Operative intervention is also used for the treatment of restrictive cardiomyopathy. In particular, excision of a portion of a thickened myocardium can be prescribed, which restores the heart to relaxation and thereby restores diastolic functions.

In severe cases, when the valves of the heart do not cope with their work and do not retain blood flow, replace them with dentures. If the electrical impulse is seriously disturbed, then the pacemaker is already installed, which will act as the pacemaker.

Cardiac transplantation is the most cardinal method of treatment. However, it is proved that transplantation is not always effective, because under the influence of the same factors, the development of repeated restrictive cardiomyopathy is possible.

The following video will tell you about surgical intervention with restrictive cardiomyopathy:

Prevention of

disease For restrictive cardiomyopathy, not only specific treatment methods are available, but also prevention. Even under the condition of maintaining an HLS, the risk of its occurrence remains high, if it is transmitted hereditarily.

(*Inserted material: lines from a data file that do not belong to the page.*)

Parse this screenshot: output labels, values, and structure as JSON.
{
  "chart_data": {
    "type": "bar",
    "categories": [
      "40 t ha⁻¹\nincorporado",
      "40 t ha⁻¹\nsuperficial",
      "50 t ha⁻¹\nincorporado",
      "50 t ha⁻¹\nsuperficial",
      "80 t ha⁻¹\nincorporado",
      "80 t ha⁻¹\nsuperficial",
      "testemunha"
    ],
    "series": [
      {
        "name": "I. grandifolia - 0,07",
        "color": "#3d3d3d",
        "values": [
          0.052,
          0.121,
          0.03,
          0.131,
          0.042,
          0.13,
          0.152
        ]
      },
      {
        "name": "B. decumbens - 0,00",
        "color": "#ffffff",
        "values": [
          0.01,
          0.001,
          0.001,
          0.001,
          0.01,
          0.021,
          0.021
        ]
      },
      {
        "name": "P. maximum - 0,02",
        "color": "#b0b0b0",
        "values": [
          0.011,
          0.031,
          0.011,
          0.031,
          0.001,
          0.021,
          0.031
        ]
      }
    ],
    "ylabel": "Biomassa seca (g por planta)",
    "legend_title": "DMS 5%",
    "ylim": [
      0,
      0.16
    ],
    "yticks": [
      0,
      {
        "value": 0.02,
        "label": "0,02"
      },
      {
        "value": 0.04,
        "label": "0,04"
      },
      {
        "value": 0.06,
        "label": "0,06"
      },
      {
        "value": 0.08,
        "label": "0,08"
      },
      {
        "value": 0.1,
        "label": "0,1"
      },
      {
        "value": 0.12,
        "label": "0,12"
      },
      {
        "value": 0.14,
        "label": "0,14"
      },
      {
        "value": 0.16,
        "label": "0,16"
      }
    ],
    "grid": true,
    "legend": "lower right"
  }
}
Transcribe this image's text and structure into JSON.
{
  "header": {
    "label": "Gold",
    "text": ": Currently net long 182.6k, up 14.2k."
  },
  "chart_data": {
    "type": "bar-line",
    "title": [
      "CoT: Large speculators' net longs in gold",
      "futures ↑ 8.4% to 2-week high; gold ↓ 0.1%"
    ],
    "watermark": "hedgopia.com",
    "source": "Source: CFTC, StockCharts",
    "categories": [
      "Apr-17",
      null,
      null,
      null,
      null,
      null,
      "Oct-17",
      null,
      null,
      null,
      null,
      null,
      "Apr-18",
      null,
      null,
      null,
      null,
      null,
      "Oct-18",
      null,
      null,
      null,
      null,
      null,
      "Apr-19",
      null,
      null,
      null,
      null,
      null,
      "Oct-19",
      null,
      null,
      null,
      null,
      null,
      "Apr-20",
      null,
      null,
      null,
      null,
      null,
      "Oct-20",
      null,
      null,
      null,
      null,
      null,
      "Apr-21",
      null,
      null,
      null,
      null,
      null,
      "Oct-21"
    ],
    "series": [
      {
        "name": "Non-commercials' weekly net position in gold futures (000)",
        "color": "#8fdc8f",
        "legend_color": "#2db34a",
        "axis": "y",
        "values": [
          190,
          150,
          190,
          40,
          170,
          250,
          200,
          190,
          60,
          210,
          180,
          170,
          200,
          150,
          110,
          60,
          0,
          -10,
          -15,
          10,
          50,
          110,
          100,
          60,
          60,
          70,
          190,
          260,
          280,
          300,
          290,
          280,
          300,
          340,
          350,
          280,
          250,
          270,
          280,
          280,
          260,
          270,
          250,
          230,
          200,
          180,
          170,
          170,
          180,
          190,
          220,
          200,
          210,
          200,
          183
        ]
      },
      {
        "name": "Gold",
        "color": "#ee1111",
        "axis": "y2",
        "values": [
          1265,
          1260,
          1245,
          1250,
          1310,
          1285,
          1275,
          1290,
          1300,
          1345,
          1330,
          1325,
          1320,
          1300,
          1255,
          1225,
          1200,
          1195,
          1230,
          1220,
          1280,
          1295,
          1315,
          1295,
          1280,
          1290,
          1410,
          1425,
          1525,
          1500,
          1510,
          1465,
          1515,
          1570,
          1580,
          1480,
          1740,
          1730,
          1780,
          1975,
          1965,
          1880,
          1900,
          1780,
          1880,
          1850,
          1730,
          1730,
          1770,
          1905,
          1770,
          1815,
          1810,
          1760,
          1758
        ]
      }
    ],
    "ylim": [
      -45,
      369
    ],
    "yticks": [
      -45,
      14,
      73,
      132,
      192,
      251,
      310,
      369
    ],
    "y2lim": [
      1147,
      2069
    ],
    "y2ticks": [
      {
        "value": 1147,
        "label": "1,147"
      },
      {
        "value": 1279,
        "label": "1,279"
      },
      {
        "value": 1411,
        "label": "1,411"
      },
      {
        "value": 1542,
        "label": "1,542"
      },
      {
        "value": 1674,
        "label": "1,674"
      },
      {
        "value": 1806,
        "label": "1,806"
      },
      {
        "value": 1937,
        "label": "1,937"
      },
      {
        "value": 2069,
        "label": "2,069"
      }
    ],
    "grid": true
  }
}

Prevention of secondary cardiomyopathy is possible only if the full prevention of all diseases that can provoke it. Since not the last role is played by the fact of timely detection of pathology, it is important to undergo annual planned prophylactic medical examination every year. Only in this way it will be possible to prevent the aggravation of the disease, to cure it in a timely manner and to avoid a negative prognosis.

Complications of

dilated cardiomyopathy

The most common complications that accompany restrictive cardiomyopathy are:

• Delay in electrical pulse conductivity in the heart muscle;
• Circulatory disturbance due to chronic insufficiency;
• Formation of thrombi in the cavity of the heart vessels;
• Appearance of rhythm disturbances.

Forecast

Even after 5 years after the detection of the disease, up to 50% of patients die. The cause of this outcome is either the progression of cardiomyopathy, or the appearance of complications that lead to a fatal outcome. However, according to statistics, about 50% of patients( provided all the rules and recommendations for the therapy of the disease are observed) are able to live more than 10 years.